WORM / object-lock for all logs Forensic-grade cost for an opportunistic threat model — YAGNI (R4).
On-cluster-only (no off-site copy) Doesn't survive compromise of the cluster Loki host; the security trail must be off-cluster + append-only.
Volatile (RAM-only) journald to cut writes Risks losing logs on crash before shipping; persistent-with-caps + real-time shipping is safer.
Promtail / legacy agents Alloy is the current unified Grafana collector and the V4-aligned choice (one agent for logs, later metrics).
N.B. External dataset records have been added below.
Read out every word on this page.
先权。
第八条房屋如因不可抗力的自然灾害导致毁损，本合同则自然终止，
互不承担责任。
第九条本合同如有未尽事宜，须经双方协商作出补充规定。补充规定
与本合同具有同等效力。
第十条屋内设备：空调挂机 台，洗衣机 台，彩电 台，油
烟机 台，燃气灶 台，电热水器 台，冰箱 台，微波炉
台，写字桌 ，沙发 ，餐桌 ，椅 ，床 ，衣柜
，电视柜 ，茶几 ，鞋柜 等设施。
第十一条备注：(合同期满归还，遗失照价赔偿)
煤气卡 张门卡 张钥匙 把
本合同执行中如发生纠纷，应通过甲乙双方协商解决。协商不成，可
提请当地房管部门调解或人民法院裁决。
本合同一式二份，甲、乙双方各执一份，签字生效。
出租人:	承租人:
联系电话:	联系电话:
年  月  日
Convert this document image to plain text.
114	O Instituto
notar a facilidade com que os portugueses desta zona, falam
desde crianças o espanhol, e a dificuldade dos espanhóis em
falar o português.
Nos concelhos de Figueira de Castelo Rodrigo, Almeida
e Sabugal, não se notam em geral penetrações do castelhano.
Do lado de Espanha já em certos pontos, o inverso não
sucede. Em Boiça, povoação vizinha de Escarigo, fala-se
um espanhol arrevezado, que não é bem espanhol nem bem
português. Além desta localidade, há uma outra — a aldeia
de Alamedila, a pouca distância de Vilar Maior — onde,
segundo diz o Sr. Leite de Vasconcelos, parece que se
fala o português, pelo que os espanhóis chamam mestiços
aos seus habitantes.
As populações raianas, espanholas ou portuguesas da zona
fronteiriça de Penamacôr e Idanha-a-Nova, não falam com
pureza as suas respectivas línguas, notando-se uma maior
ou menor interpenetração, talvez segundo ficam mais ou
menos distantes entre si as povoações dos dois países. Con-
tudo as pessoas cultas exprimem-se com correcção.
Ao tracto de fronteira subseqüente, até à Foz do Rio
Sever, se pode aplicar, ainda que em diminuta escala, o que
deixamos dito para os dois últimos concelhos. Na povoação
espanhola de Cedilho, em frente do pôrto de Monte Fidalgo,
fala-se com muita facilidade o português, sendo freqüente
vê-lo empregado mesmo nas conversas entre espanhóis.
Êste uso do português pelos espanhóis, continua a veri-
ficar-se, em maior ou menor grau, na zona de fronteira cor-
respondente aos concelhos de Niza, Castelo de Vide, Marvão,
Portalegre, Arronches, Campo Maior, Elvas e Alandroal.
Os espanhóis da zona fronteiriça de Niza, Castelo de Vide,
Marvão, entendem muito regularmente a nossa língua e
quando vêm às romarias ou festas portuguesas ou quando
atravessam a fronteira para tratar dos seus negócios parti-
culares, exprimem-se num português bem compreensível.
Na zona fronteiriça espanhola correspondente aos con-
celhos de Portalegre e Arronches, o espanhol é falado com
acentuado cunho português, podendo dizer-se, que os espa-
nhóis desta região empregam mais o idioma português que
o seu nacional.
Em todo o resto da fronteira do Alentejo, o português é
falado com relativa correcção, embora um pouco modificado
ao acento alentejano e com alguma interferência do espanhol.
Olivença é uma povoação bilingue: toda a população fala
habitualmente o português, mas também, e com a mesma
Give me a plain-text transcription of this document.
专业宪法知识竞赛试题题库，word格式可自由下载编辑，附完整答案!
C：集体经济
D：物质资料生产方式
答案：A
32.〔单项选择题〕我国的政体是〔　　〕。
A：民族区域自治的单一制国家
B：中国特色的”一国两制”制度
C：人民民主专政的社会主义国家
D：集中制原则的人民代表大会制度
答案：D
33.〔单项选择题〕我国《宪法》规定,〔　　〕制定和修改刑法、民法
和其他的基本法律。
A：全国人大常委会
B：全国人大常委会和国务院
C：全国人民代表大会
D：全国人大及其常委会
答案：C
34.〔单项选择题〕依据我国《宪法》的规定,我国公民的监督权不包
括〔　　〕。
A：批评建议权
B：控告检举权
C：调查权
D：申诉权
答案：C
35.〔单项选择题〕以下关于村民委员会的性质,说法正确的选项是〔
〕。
See also: ADR-002 (security baseline — realised here), ADR-016 (mesh / askari), ADR-007 (OPNsense / askari), ADR-012 (hardware/capacity), ADR-004 (service-role standard), ADR-011 (health checks — distinct from this).

Consequences

  • Opportunistic track-covering and host-pivot-to-store are defeated because logs leave the host in near-real-time and the off-cluster security trail is append-only, so it survives full-cluster compromise (Security, integrity & residual risks).
  • Conscious residuals remain: append-only is not cryptographic WORM (root-on-askari could edit chunks — R4); there is a few-seconds un-shipped window; agent compromise can stop future shipping but not alter shipped history; a stolen push credential appends noise but cannot delete; and an askari outage buffers then flushes on reconnect (Security, integrity & residual risks).
  • A host going silent is itself an alert (Security, integrity & residual risks).
  • Only a bounded security subset ships off-site — auditd, authpriv, fail2ban, AIDE, Suricata and key container security events tagged security="true" — while the cluster Loki holds everything, keeping off-site volume small (Data flow & the security subset).
  • Disk-wear is a managed parameter: log storage on NVMe/SSD or HDD never SD/USB flash, bounded verbosity at source, tuned Loki retention/compaction, and monitored SSD wearout/TBW with an alert; log storage is a tracked allocation in docs/hardware/reference.md (Retention & disk-wear).
  • The decision is authorable now but the live pipeline is deferred on the stack: Alloy-in-base, the loki/grafana service roles, OPNsense syslog config, and the push-only credential (Status; Dependencies).